To mitigate the impact, GOP leaders plan to pass legislation negotiated by Senate Health Committee Chairman Lamar Alexander (R-Tenn.) and Sen. Patty Murray (Wash.) that would reinstate cost-sharing reduction payments to insurance companies.
It will be paired with legislation sponsored by Collins and Sen. Bill Nelson (D-Fla.) that would set up health reinsurance programs for older and sicker individuals.
The measures are likely to be attached to a government stopgap funding bill [continuing resolution], Collins said.
“I have met with the president of the United States about this and have gotten his endorsement, I’ve met with the Republican leadership and with the members of the Finance Committee,” she said. “They are most likely to be on the continuing resolution.”
“Assuming the tax bill passes the Senate, we then turn to the CR and those two bills will be put on the CR,” she said.
“While the tax bill is in conference, the CR will presumably become law and then the tax bill come back from conference,” she said. “So I’m going to know whether those provisions made it and that matters hugely to me.”
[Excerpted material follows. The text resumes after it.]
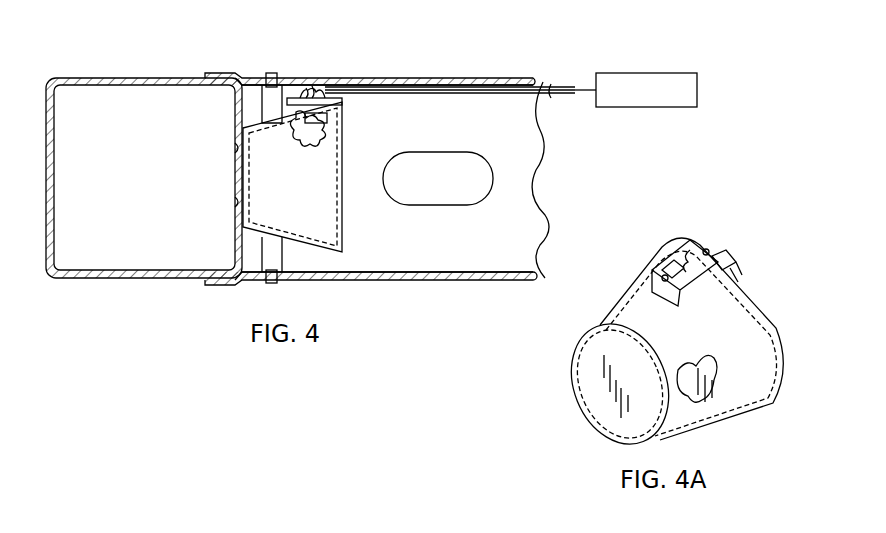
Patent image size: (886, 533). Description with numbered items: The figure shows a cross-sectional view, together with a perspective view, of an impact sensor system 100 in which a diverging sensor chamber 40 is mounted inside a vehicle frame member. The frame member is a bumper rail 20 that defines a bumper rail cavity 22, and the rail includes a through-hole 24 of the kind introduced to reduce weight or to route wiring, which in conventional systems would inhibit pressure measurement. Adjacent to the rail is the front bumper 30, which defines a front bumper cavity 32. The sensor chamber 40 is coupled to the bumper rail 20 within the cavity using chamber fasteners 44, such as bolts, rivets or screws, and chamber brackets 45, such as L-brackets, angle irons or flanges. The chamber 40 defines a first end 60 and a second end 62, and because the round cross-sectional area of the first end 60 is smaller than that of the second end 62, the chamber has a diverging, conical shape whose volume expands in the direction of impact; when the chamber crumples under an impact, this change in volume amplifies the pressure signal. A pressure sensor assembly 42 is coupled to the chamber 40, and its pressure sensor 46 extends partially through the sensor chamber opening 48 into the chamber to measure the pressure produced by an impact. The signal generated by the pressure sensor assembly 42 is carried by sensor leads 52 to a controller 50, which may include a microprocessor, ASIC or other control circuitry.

Well, Sen. Collins, there is also the possibility that the Senate GOP tax bill, if approved, is simply sent to the House for its vote on the bill, bypassing any need for a conference committee. It’s true that the Senate bill is unlikely to pass in the House because of opposition from the House Freedom Caucus to provisions added by the Senate, but it could happen.
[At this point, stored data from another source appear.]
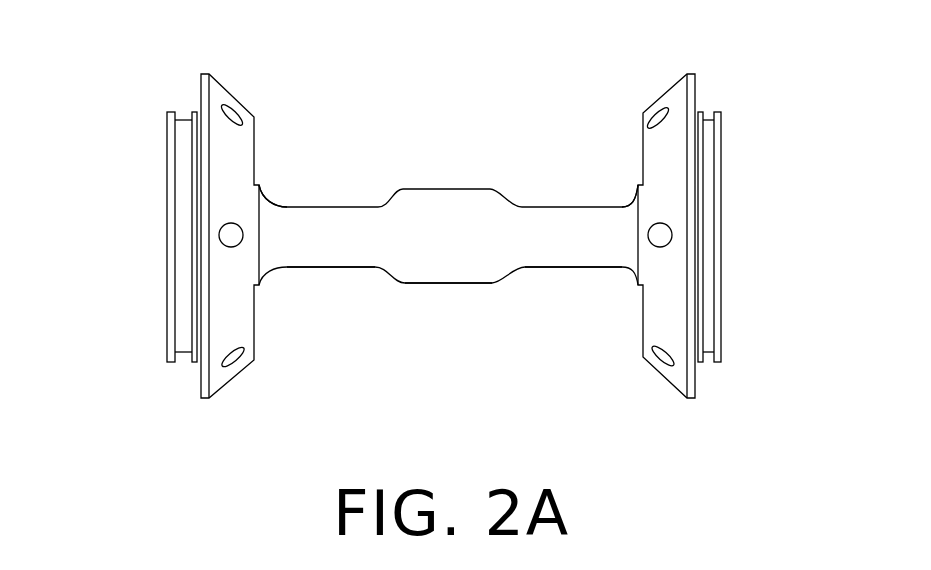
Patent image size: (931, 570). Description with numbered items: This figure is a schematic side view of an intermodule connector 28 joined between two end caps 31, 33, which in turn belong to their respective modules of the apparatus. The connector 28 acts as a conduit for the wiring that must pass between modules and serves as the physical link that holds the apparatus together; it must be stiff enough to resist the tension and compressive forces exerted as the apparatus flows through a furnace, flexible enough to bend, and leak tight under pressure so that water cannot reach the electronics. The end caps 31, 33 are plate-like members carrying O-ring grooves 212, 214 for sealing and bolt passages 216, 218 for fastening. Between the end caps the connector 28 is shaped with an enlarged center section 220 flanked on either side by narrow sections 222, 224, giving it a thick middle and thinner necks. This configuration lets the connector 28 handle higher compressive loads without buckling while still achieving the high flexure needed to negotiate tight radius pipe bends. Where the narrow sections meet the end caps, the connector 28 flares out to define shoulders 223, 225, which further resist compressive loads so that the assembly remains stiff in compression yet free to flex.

The intermodule connector 28 is at (430, 158).
The end cap 31 is at (690, 70).
The end cap 33 is at (233, 83).
The O-ring groove 212 is at (707, 115).
The O-ring groove 214 is at (183, 112).
The bolt passage 216 is at (660, 358).
The bolt passage 218 is at (237, 367).
The enlarged center section 220 is at (453, 287).
The narrow section 222 is at (584, 271).
The shoulder 223 is at (628, 193).
The narrow section 224 is at (317, 270).
The shoulder 225 is at (268, 178).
The House Freedom Caucus is also opposed to doing anything to support “Obamacare,” so it is unlikely there are the votes to pass these “Obamacare” fixes from the Senate in the House with just Republican votes. And right now GOP leadership is talking about passing a continuing resolution with just Republican votes.
So the mythical moderate from Maine is going to jump off the cliff and vote for the Senate GOP tax bill without any guarantee that her “deal” is really going to happen.
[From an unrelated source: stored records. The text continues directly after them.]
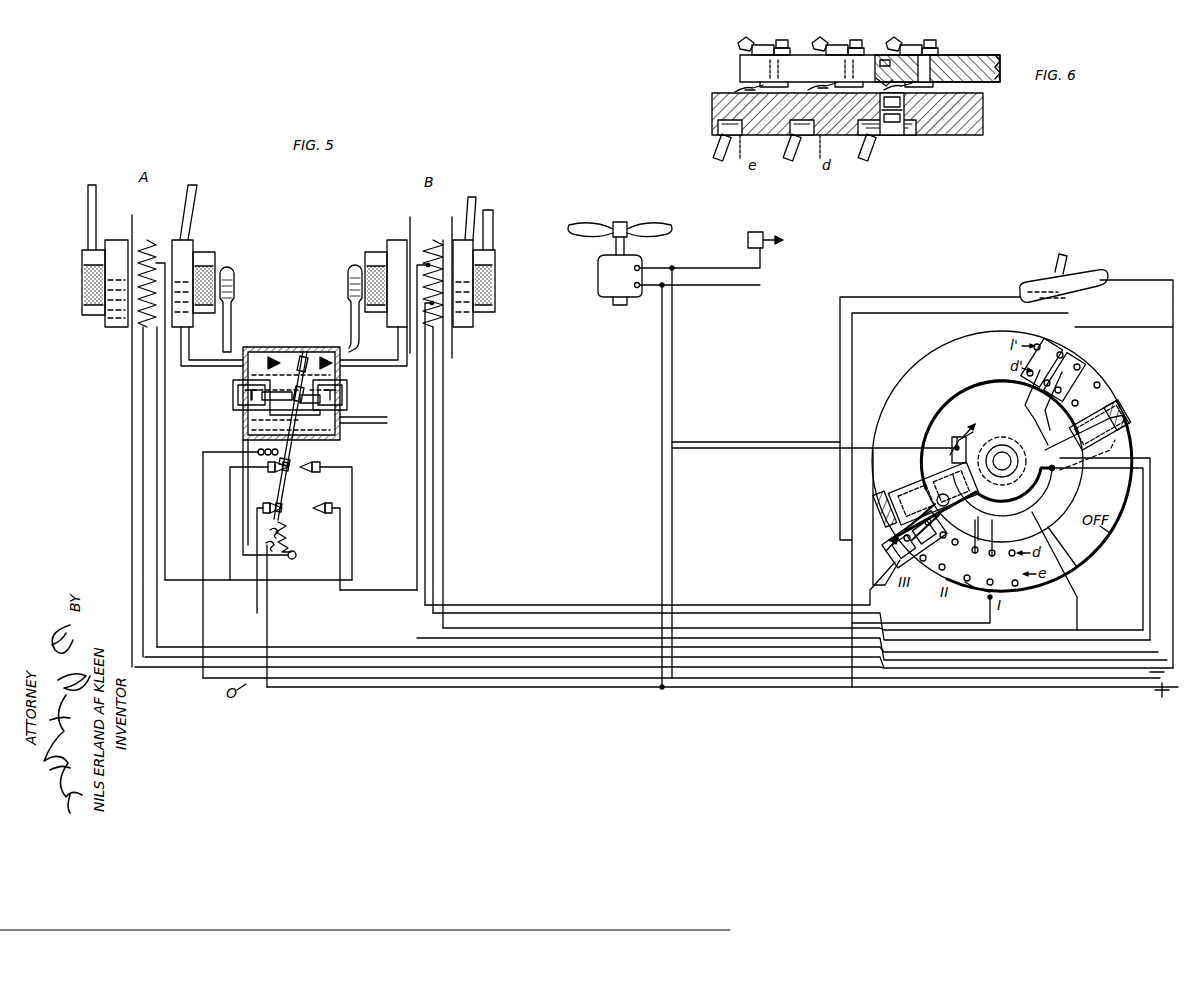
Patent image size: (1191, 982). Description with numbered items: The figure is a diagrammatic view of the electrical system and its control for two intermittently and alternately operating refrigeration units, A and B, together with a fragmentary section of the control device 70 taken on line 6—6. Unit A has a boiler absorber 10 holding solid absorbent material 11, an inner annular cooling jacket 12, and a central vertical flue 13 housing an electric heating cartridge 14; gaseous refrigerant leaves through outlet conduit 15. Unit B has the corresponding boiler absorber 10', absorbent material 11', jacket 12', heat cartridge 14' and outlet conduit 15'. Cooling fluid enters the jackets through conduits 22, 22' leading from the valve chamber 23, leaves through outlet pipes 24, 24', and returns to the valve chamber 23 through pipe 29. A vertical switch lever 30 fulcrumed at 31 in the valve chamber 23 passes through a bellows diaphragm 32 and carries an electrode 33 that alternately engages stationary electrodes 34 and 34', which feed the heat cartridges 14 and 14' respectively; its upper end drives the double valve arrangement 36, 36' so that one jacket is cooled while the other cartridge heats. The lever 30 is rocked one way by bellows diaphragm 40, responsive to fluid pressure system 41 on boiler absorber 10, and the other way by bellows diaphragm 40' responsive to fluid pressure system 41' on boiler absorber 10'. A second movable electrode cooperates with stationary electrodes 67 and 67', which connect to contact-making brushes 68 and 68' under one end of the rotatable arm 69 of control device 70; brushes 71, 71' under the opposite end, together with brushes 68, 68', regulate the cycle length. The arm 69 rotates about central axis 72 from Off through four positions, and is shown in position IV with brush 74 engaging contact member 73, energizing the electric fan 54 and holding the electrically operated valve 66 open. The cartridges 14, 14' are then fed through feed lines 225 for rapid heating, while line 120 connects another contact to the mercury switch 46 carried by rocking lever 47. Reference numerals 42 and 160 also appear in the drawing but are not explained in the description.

In FIG. 5, the boiler absorber 10 is at (77, 278).
In FIG. 5, the boiler absorber 10' is at (505, 283).
In FIG. 5, the solid absorbent material 11 is at (221, 278).
In FIG. 5, the solid absorbent material 11' is at (449, 282).
In FIG. 5, the inner annular cooling jacket 12 is at (202, 262).
In FIG. 5, the cooling jacket 12' is at (393, 275).
In FIG. 5, the central vertical flue 13 is at (132, 224).
In FIG. 5, the electric heating cartridge 14 is at (151, 438).
In FIG. 5, the heat cartridge 14' is at (434, 412).
In FIG. 5, the outlet conduit 15 is at (103, 217).
In FIG. 5, the outlet conduit 15' is at (510, 223).
In FIG. 5, the conduit 22 is at (212, 346).
In FIG. 5, the conduit 22' is at (373, 346).
In FIG. 5, the valve chamber 23 is at (289, 347).
In FIG. 5, the outlet pipe 24 is at (211, 203).
In FIG. 5, the outlet pipe 24' is at (479, 248).
In FIG. 5, the pipe 29 is at (383, 424).
In FIG. 5, the switch lever 30 is at (283, 497).
In FIG. 5, the fulcrum 31 is at (249, 447).
In FIG. 5, the bellows diaphragm 32 is at (288, 457).
In FIG. 5, the electrode 33 is at (289, 467).
In FIG. 5, the stationary electrode member 34 is at (330, 511).
In FIG. 5, the stationary electrode 34' is at (259, 521).
In FIG. 5, the reciprocatable valve 36 is at (260, 343).
In FIG. 5, the valve 36' is at (329, 343).
In FIG. 5, the bellows diaphragm 40 is at (234, 401).
In FIG. 5, the bellows diaphragm 40' is at (353, 395).
In FIG. 5, the fluid pressure system 41 is at (247, 308).
In FIG. 5, the fluid pressure system 41' is at (340, 308).
In FIG. 5, the spring 42 is at (292, 542).
In FIG. 5, the mercury switch 46 is at (1098, 291).
In FIG. 5, the rocking lever 47 is at (1064, 258).
In FIG. 5, the electric fan 54 is at (598, 272).
In FIG. 5, the electrically operated valve 66 is at (748, 238).
In FIG. 5, the stationary electrode 67 is at (327, 532).
In FIG. 5, the stationary electrode 67' is at (244, 551).
In FIG. 5, the contact-making brush 68 is at (933, 493).
In FIG. 6, the contact-making brush 68 is at (838, 53).
In FIG. 5, the contact-making brush 68' is at (884, 494).
In FIG. 6, the contact-making brush 68' is at (730, 78).
In FIG. 5, the rotatable arm 69 is at (1027, 437).
In FIG. 6, the rotatable arm 69 is at (975, 55).
In FIG. 5, the control device 70 is at (1002, 461).
In FIG. 6, the control device 70 is at (985, 112).
In FIG. 5, the contact-making brush 71 is at (1060, 391).
In FIG. 5, the contact-making brush 71' is at (1088, 435).
In FIG. 5, the central axis 72 is at (990, 431).
In FIG. 5, the contact member 73 is at (980, 498).
In FIG. 6, the contact member 73 is at (898, 135).
In FIG. 5, the brush 74 is at (952, 445).
In FIG. 6, the brush 74 is at (878, 73).
In FIG. 5, the section line 6 is at (922, 490).
In FIG. 5, the line 120 is at (193, 687).
In FIG. 5, the conductor 160 is at (190, 668).
In FIG. 5, the feed line 225 is at (198, 657).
And as I pointed out yesterday, these so-called “Obamacare” fixes are wholly inadequate, so what’s the point? The Senate GOP tax bill is also an assault on health care.
UPDATE: It looks as if only one GOP senator will have the courage to vote no on this terrible GOP tax bill. Corker to vote no on GOP tax bill.
The mythical moderate from Maine, Susan Collins, is playing the fool on her inadequate plan to “fix” the “Obamacare” sabotage by president Trump and her GOP colleagues. Collins to vote for GOP tax plan.
And our own “Conscience of a Conservative” is a deficit peacock who does not have a conscience. How GOP won Jeff Flake’s vote on tax bill: Phasing out business investment break:
Republican Senate leaders won over Arizona’s Jeff Flake on the tax cut vote by changing the bill to phase out the provision that allows businesses to immediately write off the cost of all new equipment purchases, the GOP senator said Friday.
Really, Dude? You sold out for so little?
The measure was enough to get Flake to declare that he would vote for the bill. In doing so, that left Tennessee’s Bob Corker isolated as the only senator holding out on the bill because of its deficit impact.
To get Flake’s vote, leaders also promised to include him in discussions related to the fate of the Deferred Action for Childhood Arrivals policy.
On this point, Laurie Roberts of The Republic writes, Jeff Flake sells out middle class for DACA.